Houve, até agora, progressos encorajadores na redução do crédito malparado na União Europeia, incluindo em Portugal. É o que considera Bruxelas mas, ainda assim, entende também que é preciso fazer mais. Daí que o vice-presidente da Comissão Europeia responsável pelo Euro prometa apresentar propostas, em março, sobre esta matéria.

Enfatizámos que a nível da união bancária temos que atuar, simultaneamente, a nível de partilha de riscos e redução de riscos. Uma parte importante da redução de riscos na união bancária é reduzir os níveis de NPL (sigla em inglês de non-performing loans, os empréstimos malparados)".

No final do Conselho de ministros das Finanças da União Europeia (Ecofin), o primeiro sob presidência búlgara, Valdis Dombrovskis disse aos jornalistas que o relatório apresentado hoje "mostra que nos últimos três anos a proporção de NPL na União foi reduzido em um terço na União, o que corresponde a cerca de 300 mil milhões de euros em reduções, e em 2017 a rácio ficou em 2,6%”.

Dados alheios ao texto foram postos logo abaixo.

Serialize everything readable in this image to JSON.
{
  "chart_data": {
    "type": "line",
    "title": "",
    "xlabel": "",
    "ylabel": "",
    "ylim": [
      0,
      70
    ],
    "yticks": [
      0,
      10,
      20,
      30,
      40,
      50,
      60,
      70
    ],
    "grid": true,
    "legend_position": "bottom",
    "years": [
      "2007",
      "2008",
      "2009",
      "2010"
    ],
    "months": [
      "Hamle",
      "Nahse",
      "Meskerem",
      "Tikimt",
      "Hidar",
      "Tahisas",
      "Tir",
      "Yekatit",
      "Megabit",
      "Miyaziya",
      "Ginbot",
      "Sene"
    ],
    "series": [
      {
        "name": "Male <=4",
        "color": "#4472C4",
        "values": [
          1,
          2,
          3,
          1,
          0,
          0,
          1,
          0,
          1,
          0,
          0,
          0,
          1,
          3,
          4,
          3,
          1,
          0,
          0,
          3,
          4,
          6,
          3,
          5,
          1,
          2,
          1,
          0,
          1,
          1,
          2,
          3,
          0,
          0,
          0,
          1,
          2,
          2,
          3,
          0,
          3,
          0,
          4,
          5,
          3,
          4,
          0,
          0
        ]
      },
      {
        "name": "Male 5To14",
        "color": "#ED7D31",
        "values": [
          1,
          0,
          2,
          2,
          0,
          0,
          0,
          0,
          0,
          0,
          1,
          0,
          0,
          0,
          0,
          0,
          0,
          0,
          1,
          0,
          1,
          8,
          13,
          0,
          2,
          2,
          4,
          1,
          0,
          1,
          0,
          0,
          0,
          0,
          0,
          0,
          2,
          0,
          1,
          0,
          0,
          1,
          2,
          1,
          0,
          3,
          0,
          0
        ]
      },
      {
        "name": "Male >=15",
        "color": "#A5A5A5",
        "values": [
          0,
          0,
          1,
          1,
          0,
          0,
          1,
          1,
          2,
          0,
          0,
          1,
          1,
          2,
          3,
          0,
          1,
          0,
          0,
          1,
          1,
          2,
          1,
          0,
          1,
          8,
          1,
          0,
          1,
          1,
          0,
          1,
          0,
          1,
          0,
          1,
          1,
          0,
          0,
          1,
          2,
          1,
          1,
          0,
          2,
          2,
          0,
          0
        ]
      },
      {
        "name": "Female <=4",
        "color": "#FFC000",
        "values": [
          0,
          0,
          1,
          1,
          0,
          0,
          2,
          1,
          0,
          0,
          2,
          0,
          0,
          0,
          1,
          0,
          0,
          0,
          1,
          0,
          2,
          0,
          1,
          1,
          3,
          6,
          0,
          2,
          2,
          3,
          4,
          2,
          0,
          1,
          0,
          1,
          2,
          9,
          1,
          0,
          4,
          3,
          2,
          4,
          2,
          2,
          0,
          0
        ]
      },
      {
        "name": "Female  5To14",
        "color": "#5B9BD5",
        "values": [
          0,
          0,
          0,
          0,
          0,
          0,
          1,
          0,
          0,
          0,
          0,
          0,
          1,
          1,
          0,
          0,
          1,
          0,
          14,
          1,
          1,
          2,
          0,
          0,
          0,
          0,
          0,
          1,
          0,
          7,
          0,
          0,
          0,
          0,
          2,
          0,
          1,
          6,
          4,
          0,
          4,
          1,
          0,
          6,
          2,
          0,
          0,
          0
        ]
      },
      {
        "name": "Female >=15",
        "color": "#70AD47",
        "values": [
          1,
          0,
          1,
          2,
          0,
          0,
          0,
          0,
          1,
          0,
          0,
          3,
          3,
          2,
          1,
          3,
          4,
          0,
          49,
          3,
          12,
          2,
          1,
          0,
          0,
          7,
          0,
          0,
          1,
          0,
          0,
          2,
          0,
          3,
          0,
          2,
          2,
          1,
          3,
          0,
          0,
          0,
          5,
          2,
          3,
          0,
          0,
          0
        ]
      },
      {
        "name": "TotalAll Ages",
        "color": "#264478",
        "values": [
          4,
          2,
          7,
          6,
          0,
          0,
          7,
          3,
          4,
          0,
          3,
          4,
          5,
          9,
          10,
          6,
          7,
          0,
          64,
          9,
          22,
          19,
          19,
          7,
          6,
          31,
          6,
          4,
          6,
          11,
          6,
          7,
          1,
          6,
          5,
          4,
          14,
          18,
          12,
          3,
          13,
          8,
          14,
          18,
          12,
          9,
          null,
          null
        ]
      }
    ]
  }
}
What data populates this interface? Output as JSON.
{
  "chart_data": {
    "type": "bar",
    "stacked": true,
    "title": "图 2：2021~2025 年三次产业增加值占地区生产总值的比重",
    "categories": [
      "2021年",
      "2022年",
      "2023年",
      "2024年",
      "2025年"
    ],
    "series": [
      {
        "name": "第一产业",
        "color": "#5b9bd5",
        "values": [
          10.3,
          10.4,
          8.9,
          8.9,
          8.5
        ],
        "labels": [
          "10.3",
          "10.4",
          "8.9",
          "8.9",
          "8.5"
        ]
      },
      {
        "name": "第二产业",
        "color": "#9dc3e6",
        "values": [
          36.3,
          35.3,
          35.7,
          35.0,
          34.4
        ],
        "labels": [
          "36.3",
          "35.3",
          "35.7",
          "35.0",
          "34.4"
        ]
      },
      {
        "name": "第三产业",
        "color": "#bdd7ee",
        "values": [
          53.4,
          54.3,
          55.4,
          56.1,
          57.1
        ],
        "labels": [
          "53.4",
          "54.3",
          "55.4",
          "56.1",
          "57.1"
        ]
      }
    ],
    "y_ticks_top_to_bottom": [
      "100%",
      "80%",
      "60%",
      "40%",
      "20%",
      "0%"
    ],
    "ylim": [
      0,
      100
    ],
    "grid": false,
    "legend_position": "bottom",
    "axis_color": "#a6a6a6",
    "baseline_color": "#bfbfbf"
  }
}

Houve progressos encorajadores em vários países com elevados níveis de NPL, como Itália, Espanha, Portugal, Eslovénia e outros”

Recentemente, também o comissário europeu para os Assuntos Económicos, Pierre Moscovici, defendeu que um dos desafios a superar na economia portuguesa é em relação ao crédito malparado, embora considere também que o país tido um "desempenho impressionante" na sua economia.

No terceiro trimestre de 2017, entre julho e setembro, o malparado caiu 2,3 mil milhões de euros face a junho e 10,5 mil milhões de euros face esse mês, mas comparando com 2016.

Há poucos dias, e de acordo informação avançada pela Comissão Europeia, os seis maiores bancos com empréstimos problemáticos no balanço em Portugal querem reduzir o crédito malparado para 10% da carteira até 2021.  Trata-se de chegar a menos de metade do nível registado em 2016. Embora esse documento não nomeie quais são, pelo Caixa Geral de Depósitos, BCP, Novo Banco e Montepio têm problemas a este nível para resolver. 

O Conselho de ministros das Finanças da União Europeia abordou hoje o aprofundamento da União Económica e Monetária (UEM), tendo sido possível verificar “um sentimento partilhado sobre as prioridades imediatas”, de como completar a união bancária.